By calculating the recall ratio and precision ratio of a normal sample, the best comprehensive evaluation is found when a Gaussian mixture model obtained by principal component dimensionality reduction based on a Sigmoid kernel function is also used for classifying test samples into 11 classes, wherein the recall ratio is 41.509%, and the precision ratio is 98.507%; when the principal component dimensionality reduction is carried out based on the RBF kernel function, the training samples are also divided into 9 classes, the comprehensive evaluation is best, the recall ratio is 57.233%, and the precision ratio is 94.792%. As can be seen from the change of the recall ratio from the training set to the test set, when the principal component dimensionality reduction is carried out based on the RBF kernel function, the generalization capability of the model is better than that of a Gaussian mixture model for the principal component dimensionality reduction based on the Sigmoid kernel function
5) Classifying liquid level fluctuation clustering conditions according to a model constructed by an optimal dimensionality reduction method, and setting corresponding solutions under various conditions;
by inquiring an actual data curve, the liquid level fluctuation clustering condition of principal component dimension reduction based on the RBF kernel function in a test set can be roughly divided into the following 8 types: within 5 minutes of pouring, liquid level fluctuation, low-frequency liquid level fluctuation, high-frequency liquid level fluctuation, liquid level fluctuation caused by a water changing port, divergent liquid level fluctuation, sudden rising type liquid level fluctuation, liquid level fluctuation caused by flocculation flow and periodic liquid level fluctuation. After a specific clustering result is obtained, specific influence factors of each liquid level fluctuation category can be positioned according to actual conditions and the experience of high workers, and available treatment measures can be obtained. If a fluctuating sample is classified as a flocculated flow induced level fluctuation, the level fluctuation can be mitigated by adding jitter.
6) And inputting the detected data into the constructed model in real time for monitoring, outputting a corresponding solution when the data is abnormal, and providing the solution for an operator or a control center for controlling.
In the step 1), setting the liquid level, the section serial number and the steel grade number as system set values; setting a pulling speed, a stopper rod setting position, a bulging compensation amount, a casting starting time and an NP value of an electromagnetic instrument as theoretical values calculated by a system; the actual liquid level, the actual pulling speed, the actual position of the stopper rod, the weight of the tundish, the actual N value of the liquid level (electromagnetic) electromagnetic instrument and the sensor temperature are obtained values of the corresponding sensor or equipment.

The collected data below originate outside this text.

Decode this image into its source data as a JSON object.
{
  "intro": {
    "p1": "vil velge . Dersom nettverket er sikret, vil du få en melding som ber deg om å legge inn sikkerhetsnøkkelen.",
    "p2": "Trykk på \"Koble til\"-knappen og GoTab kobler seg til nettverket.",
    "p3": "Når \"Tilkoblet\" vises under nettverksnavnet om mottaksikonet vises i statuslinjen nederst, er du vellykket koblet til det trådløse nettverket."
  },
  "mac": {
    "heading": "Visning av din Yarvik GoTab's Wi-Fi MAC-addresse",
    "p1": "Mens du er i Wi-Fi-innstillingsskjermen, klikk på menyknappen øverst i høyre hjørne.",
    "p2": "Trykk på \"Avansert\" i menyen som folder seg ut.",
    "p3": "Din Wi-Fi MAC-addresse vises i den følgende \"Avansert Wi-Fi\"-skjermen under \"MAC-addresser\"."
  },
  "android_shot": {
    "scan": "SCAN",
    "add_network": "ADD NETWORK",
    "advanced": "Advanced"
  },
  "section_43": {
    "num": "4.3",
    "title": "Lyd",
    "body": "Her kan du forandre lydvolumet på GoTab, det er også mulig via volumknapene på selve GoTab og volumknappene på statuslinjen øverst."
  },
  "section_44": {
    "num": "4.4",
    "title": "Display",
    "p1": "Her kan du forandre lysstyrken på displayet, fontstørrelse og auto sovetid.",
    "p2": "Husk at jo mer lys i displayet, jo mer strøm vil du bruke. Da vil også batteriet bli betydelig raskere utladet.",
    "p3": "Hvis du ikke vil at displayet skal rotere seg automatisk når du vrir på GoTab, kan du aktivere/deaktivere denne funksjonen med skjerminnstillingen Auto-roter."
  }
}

With the continuous maturity of new generation information technologies represented by big data, artificial intelligence and the like, more and more difficult-to-solve industrial problems find new solutions and methods. The method carries out cluster analysis on the problem of crystallizer liquid level fluctuation by using a machine learning method. The obtained Gaussian mixture model for principal component dimension reduction based on the Sigmoid kernel function has better precision ratio and recall ratio when sample data is divided into 11 classes; the Gaussian mixture model for performing principal component dimensionality reduction based on the RBF kernel function has better precision ratio and recall ratio when sample data is divided into 9 classes; and the generalization capability of the Gaussian mixture model for carrying out principal component dimension reduction based on the RBF kernel function is better than that of the Gaussian mixture model for carrying out principal component dimension reduction based on the Sigmoid kernel function. Through comparing historical curves, the clustering result can reflect the actual situation to a certain extent, a new scheme is provided for positioning the specific influence factors of liquid level fluctuation, the problem of inaccurate control caused by controlling the liquid level of the crystallizer by only detecting the liquid level height of molten steel is avoided, and the accuracy of liquid level control of the crystallizer is further improved.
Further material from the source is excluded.